Indian Government bank capitalisation decision positive for market confidence


The Government of India’s (GoI’s) recent decision enabling public sector banks (PSBs) to enhance their capitalisation will give a welcome boost to market confidence in these banks. The decision, which comes at a time of unprecedented turmoil in the banking sector across the globe, will help PSBs increase their capital adequacy ratios (CARs) to 12 per cent.

Even at present, Indian banks are adequately capitalised. According to Raman Uberoi, Senior Director, CRISIL Ratings, “This move by GoI will further strengthen the capital adequacy of the Indian banking system. In particular, PSBs with CARs lower than 12 per cent will be able to improve their capitalisation levels.”

CRISIL also sees the move as part of GoI’s efforts to help banks keep up the tempo of credit growth, supporting economic development. Given GoI’s majority ownership in PSBs, and the criticality of the banking sector to the economy, CRISIL’s ratings on PSBs centrally factor in GoI support.

While the details of the GoI decision are awaited, CRISIL believes that PSBs with GoI holdings very close to the minimum level of 51 per cent will benefit the most, as they have limited or no flexibility to raise equity capital unless GoI subscribes to their rights issues.

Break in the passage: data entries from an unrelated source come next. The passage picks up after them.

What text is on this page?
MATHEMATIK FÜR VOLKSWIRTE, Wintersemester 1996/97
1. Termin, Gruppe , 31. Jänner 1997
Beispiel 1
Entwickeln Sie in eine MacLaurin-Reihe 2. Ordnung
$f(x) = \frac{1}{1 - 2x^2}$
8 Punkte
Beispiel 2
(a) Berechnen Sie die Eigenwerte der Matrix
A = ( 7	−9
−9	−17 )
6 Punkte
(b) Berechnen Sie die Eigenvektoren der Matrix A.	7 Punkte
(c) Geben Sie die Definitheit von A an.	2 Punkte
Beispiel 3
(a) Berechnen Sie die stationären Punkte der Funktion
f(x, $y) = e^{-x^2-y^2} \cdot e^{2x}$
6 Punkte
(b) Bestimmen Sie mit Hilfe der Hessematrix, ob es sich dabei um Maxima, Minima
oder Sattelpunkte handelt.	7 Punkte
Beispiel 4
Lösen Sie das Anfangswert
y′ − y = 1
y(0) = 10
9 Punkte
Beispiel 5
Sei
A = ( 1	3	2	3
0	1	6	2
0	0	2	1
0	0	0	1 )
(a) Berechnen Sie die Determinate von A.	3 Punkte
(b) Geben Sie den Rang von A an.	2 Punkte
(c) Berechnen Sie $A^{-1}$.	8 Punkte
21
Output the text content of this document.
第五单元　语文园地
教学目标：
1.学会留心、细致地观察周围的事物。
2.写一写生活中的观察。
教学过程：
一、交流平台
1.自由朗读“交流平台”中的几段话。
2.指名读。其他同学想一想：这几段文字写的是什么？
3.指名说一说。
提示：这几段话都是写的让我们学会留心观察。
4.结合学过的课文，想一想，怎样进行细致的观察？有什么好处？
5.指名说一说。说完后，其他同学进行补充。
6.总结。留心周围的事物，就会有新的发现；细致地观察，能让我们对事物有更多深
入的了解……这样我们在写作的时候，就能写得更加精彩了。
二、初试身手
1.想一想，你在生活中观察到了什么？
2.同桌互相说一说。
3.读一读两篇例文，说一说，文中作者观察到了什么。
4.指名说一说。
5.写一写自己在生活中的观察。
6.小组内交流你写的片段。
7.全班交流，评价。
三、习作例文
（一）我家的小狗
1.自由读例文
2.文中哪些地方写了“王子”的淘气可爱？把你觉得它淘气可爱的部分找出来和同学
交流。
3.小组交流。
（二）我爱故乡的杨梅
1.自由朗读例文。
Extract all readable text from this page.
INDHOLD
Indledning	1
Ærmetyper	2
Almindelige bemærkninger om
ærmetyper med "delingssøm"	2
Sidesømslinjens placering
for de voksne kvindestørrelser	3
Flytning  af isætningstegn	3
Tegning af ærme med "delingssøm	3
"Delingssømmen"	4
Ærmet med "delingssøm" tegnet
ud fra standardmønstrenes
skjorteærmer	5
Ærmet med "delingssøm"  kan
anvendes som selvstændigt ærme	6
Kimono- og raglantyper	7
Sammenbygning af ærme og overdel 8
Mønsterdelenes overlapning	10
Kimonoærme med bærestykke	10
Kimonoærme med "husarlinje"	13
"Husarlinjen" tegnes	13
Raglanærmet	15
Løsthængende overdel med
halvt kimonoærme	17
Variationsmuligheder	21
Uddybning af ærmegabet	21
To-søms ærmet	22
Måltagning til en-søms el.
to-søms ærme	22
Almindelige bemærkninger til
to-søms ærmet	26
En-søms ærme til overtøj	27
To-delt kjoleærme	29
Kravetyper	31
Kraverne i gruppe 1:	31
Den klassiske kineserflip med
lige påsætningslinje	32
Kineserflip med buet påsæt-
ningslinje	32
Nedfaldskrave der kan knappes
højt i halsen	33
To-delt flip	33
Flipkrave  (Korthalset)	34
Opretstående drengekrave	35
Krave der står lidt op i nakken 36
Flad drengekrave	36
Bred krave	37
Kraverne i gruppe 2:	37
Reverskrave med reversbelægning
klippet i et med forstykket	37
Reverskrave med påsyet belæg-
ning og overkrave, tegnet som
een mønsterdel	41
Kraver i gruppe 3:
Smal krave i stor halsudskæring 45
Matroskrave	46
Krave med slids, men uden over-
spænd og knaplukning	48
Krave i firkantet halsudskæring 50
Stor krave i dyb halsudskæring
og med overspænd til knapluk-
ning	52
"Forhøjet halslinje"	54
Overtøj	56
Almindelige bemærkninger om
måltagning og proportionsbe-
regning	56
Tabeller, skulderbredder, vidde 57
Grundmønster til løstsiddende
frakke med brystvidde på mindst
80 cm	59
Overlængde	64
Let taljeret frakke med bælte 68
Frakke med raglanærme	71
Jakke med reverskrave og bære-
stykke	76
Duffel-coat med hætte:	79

In particular, the capital infusion could have a positive effect on the ratings of hybrid instruments issued by these PSBs, since CRISIL’s hybrid ratings factor in the possibility of breach of regulatory CAR, and an enhancement of the banks’ CARs will make the likelihood of such a breach more remote.



According to Tarun Bhatia, Head, Financial Sector Ratings, “The additional capital infusion will provide adequate cushion over the regulatory CAR for the time being. However, for higher hybrid ratings to hold, banks have to maintain their CARs well above the regulatory minimum, which they may find difficult to do given the current operating environment.

CRISIL believes that banks will need to tap more sustainable sources of capital in order to support credit growth.” CRISIL will take appropriate rating actions once all the details regarding the planned capital support have emerged.